A escola mostrada em “O Bom Professor” é real demais: diretores que temem a imprensa, coordenadores que evitam conflitos, colegas que se afastam, alunos que aprenderam cedo a manipular o jogo do poder. Todos agem por sobrevivência — não por convicção.
E Julien se torna, assim, um corpo expiatório. Um homem jogado aos lobos para que a instituição siga ilesa.
O roteiro de Audrey Diwan: silêncio como denúncia
O roteiro, escrito por Audrey Diwan em colaboração com o diretor, é enxuto, pontual e brilhantemente cruel. A história avança sem pressa, mas cada cena contribui para a sensação de que algo está prestes a ruir. E o que desmorona, no fim, não é apenas a vida de Julien — é a ideia de justiça, é o pacto de confiança entre professor e instituição.
Há diálogos marcantes, mas o que mais se destaca são os silêncios. As reuniões frias. Os telefonemas evitados. As frases interrompidas.
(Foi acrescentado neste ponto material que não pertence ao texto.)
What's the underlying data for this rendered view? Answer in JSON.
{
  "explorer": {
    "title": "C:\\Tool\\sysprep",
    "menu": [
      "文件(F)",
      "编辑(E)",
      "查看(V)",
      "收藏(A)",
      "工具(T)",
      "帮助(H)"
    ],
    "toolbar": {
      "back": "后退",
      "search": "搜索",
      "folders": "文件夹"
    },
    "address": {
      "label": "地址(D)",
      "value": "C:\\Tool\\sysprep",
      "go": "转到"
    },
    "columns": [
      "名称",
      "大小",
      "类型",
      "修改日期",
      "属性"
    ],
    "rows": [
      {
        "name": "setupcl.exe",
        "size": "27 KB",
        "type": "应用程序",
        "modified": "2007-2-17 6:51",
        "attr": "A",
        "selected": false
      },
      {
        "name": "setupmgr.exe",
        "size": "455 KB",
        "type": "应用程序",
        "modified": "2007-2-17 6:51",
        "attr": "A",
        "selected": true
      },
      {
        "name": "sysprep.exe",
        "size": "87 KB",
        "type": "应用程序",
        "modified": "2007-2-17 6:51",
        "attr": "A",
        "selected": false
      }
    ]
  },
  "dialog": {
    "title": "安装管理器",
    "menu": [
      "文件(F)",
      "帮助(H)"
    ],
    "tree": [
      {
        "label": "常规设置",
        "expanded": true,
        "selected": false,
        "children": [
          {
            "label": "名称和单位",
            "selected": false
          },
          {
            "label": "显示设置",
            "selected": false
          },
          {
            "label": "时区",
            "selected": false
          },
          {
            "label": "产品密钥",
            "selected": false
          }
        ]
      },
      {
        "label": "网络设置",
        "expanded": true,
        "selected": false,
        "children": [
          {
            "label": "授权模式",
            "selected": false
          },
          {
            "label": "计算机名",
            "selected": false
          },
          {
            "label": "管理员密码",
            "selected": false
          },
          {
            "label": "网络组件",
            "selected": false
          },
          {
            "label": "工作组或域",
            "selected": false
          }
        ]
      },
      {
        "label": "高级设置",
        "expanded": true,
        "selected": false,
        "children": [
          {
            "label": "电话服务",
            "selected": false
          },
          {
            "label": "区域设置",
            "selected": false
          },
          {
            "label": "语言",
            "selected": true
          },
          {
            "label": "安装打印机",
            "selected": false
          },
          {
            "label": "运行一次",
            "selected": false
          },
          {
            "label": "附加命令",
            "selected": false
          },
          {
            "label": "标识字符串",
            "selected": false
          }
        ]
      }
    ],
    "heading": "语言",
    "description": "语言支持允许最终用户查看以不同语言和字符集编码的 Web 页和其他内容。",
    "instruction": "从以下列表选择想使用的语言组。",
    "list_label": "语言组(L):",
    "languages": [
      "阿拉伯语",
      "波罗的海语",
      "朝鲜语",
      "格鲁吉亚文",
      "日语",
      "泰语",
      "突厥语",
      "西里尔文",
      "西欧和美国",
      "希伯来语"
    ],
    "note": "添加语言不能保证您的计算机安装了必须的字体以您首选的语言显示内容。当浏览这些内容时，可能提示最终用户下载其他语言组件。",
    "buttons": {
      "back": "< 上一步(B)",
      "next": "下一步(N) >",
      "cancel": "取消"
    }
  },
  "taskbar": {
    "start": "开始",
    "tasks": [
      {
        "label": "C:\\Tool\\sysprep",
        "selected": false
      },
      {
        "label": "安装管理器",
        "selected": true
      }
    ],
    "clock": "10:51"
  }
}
É um roteiro que respeita a inteligência do espectador e evita maniqueísmos.
É preciso coragem para escrever um filme sobre um falso testemunho e, ainda assim, manter a crítica centrada no sistema, e não na aluna acusadora. “O Bom Professor” não tenta demonizar adolescentes. Ele denuncia os adultos que preferem ignorar a verdade a bancar o custo da transparência.

Desconforto ético: e se a vítima for quem ensina?
Talvez o maior mérito de Pas de Vagues seja provocar uma reflexão ética incômoda: o que acontece quando a vítima está do lado de quem tem poder formal, mas nenhum apoio real? E mais: quando as denúncias se tornam ferramentas para outras disputas, o que resta do princípio da escuta e da reparação?
O filme não propõe respostas. Ele apenas mostra a corrosão de uma vida em tempo real. E isso dói.
Estética: onde a simplicidade vira contundência
A cinematografia aposta em planos sóbrios, inspirados pelo realismo social europeu. O design de som é igualmente contido — sem grandes trilhas ou inserções dramáticas. Isso é um acerto. Porque o que vemos e ouvimos é exatamente o que Julien vive: silêncio, portas fechadas, vozes abafadas.
A fotografia destaca ambientes frios, salas de aula vazias e corredores estéreis. A escola é mostrada como um campo neutro onde a violência simbólica acontece com luvas de veludo. O “cenário” é cúmplice do enredo.
Uma acusação reversa ao cinema moralista
Em tempos de polarização e discursos inflamados, “O Bom Professor” opta por caminhar na linha tênue da ambiguidade. Não é um filme sobre inocência, e sim sobre a rapidez com que condenamos sem investigar. Sobre como o medo da imprensa, das redes sociais e da repercussão molda comportamentos, muitas vezes em detrimento da justiça.
É também uma crítica sutil ao próprio cinema, que costuma retratar professores como heróis ou vilões. Aqui, eles são humanos. E isso é mais raro do que parece.

Recepção crítica: divisões e reverberações
O filme foi ovacionado em sua estreia no Festival de Cannes, especialmente pela crítica europeia, que reconheceu em Lussi-Modeste uma voz lúcida e necessária. Mas como toda obra que lida com questões sensíveis, também gerou debate. Houve quem considerasse perigoso abordar falsas acusações em um tempo de tantas denúncias reais.
Esse é um ponto válido. Mas o filme se posiciona com clareza: seu foco está na fragilidade institucional, não na invalidação de vítimas reais. O incômodo que causa é legítimo — e, talvez, justamente por isso, urgente.
O BOM PROFESSOR: Um filme necessário, mesmo quando desconfortável
“O Bom Professor” é um daqueles filmes que você assiste e, ao terminar, não sabe exatamente o que sente. Raiva? Tristeza? Frustração? Alívio? Injustiça? Todos ao mesmo tempo. E essa confusão emocional é parte da sua força. Ele não entrega catarse. Ele entrega realidade. Uma realidade que muitos professores conhecem bem, mas raramente têm espaço para contar.
É, sim, um filme importante. Mas não é um filme fácil. E talvez essa seja sua maior virtude.